Fitaram-se em silêncio. Jayne, altiva, dominadora; Doris, perplexa, não conseguia compreender aquela situação.
—És uma...!
—Cala-te. Não fales antes do tempo. Diz o que quiseres, depois.
—Diz a verdade imediatamente!
—Procura acalmar-te. O que vais ouvir é muito duro e preciso de estar calma. Conhecia, com efeito, Teddy. Conhecia-o, embora com outro nome. Como suspeitas, ouvindo-te falar, que o Teddy dos teus amores era o John Harvic, que causou a minha infelicidade.
Doris continuava sem compreender.
—Mentes...! Não pode ser verdade!
—Mas é, minha amiga.
—Não me trates assim. Odeio-te!
—É humano: E ainda me hás-de odiar mais quando me ouvires. Mas é preciso. Mesmo que me insultes, que me mates, tenho a obrigação de te abrir os olhos. Para que me ajudasse nesta tarefa, procurei o Dr. Durking. Não consegui convencê-lo. O nosso caso inspira-lhe náuseas e recusa-se a intervir.

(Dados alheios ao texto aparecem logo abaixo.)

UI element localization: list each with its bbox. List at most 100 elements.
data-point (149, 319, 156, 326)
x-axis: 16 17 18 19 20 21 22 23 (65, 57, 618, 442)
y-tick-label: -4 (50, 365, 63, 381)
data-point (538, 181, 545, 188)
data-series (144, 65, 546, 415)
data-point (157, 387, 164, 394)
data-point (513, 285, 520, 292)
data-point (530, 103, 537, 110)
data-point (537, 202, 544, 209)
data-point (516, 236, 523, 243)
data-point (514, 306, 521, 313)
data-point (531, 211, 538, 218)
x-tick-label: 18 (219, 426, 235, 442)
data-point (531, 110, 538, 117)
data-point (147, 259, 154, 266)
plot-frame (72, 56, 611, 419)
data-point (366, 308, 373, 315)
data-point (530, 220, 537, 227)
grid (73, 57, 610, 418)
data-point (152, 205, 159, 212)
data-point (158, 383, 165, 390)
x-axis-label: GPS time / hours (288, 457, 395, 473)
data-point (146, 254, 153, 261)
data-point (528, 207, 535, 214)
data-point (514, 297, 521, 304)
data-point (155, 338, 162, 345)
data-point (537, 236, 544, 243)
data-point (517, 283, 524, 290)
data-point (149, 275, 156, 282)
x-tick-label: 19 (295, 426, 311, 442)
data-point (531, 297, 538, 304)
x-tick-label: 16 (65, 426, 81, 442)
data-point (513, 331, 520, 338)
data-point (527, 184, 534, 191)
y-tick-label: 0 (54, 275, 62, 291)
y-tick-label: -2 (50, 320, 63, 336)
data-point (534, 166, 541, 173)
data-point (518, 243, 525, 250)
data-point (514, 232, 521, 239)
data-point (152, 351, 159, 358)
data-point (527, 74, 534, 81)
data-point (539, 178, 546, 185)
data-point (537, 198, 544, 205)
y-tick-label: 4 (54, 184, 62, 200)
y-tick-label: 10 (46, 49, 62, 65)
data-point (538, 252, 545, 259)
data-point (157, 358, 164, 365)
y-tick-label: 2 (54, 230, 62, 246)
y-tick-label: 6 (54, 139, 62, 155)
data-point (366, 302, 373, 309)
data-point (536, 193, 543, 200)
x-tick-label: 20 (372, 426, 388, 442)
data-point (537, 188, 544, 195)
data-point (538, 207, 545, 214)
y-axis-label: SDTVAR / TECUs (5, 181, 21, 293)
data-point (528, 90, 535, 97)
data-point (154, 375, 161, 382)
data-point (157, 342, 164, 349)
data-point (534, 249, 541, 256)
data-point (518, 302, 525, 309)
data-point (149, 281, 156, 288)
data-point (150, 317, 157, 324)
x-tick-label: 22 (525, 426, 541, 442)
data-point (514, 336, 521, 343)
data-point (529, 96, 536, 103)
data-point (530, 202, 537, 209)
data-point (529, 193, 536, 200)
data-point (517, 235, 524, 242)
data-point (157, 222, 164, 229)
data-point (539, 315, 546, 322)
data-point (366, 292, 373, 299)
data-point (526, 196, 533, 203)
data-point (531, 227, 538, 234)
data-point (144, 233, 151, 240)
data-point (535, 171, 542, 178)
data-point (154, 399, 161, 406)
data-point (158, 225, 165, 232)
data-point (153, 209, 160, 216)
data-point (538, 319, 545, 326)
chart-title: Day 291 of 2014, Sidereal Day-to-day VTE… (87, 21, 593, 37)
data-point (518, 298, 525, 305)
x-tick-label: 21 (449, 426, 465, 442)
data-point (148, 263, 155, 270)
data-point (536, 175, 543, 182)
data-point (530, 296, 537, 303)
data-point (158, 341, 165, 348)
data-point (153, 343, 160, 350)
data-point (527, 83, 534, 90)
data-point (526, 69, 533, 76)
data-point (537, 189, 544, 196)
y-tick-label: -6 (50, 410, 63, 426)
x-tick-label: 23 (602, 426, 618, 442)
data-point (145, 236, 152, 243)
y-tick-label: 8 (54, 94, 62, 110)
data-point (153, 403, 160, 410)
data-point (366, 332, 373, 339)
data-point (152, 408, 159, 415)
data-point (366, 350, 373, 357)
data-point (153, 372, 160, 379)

— Detesto a ideia dessa sua intervenção!
— Que sabes tu disso? A diferença que há entre Teddy e Robert! Este sim, é que te merece e te quer de verdade!
—Que dizes? Que o doutor...? É ridículo!
— Porquê?
— Agora percebo...!
—Não podes perceber nada porque estás cega.
—Vamos ao que interessa, Jayne. Que há ou houve entre Teddy e tu?
— Ouve-me com calma.
—Com calma, não; mas ouvir-te-ei.
Voltou a sentar-se, embora presa de enorme nervosismo. Jayne enfrentou-a. E falou, como o cirurgião que não hesita em esquartejar com o bisturi, em benefício do doente. Doris interrompia-a de vez em quando com protestos e interjeições ofensivas; mas ela continuava a contar a sua história, omitindo, por decoro, alguns detalhes. E murmurou, assim que concluiu:
—Agora já sabes quem é o que diz chamar-se Teddy Egan. Para exigir-me silêncio, entrou no meu camarim esta noite, não se conformou com ameaças e ante a minha afirmação de que poria tudo a nu, chegou a maltratar-me. Foi então que Durking interveio. Ainda estás a tempo, Doris. Foge desse maldito explorador de mulheres.
—Começo a ver claro—disse a jovem, sarcástica.
—Deveras? —e a esperança assomou às pupilas de Jayne.
—Muito deveras! Continuas a gostar de Teddy e na esperança de o reconquistar, não te ocorreu nada melhor que o disputar, para eu te deixar o campo livre.
—Doris!
—És muito esperta, mas a mim não me enganas. São os ciúmes que te levam a isto. E esses ciúmes têm mais força que toda a gratidão que me deves.
—Essa gratidão é tão grande que, embora tenha perdido parte do seu valor, por me a atirares à cara, durará toda a minha vida.
—Hipócrita!
—Não calculas o mal que me fazem as tuas palavras, mas continua, não me revoltarei. Estou disposta a ouvir tudo e a sofrer.
—Por muito que sofras, o teu sofrimento não tem comparação com o meu.
—Ah, sim? Então é porque admites a veracidade das minhas afirmações. E nesse caso bendigo esse sofrimento!
—Não! Não admito que seja verdade! Recuso-a, como te repelo a ti, para sempre! Maldita seja a hora em que tive compaixão do teu infortúnio!
Saiu a chorar. As suas lágrimas eram um misto de cólera e de pena. O pouco que dormiu, foi povoado de horrendos pesadelos.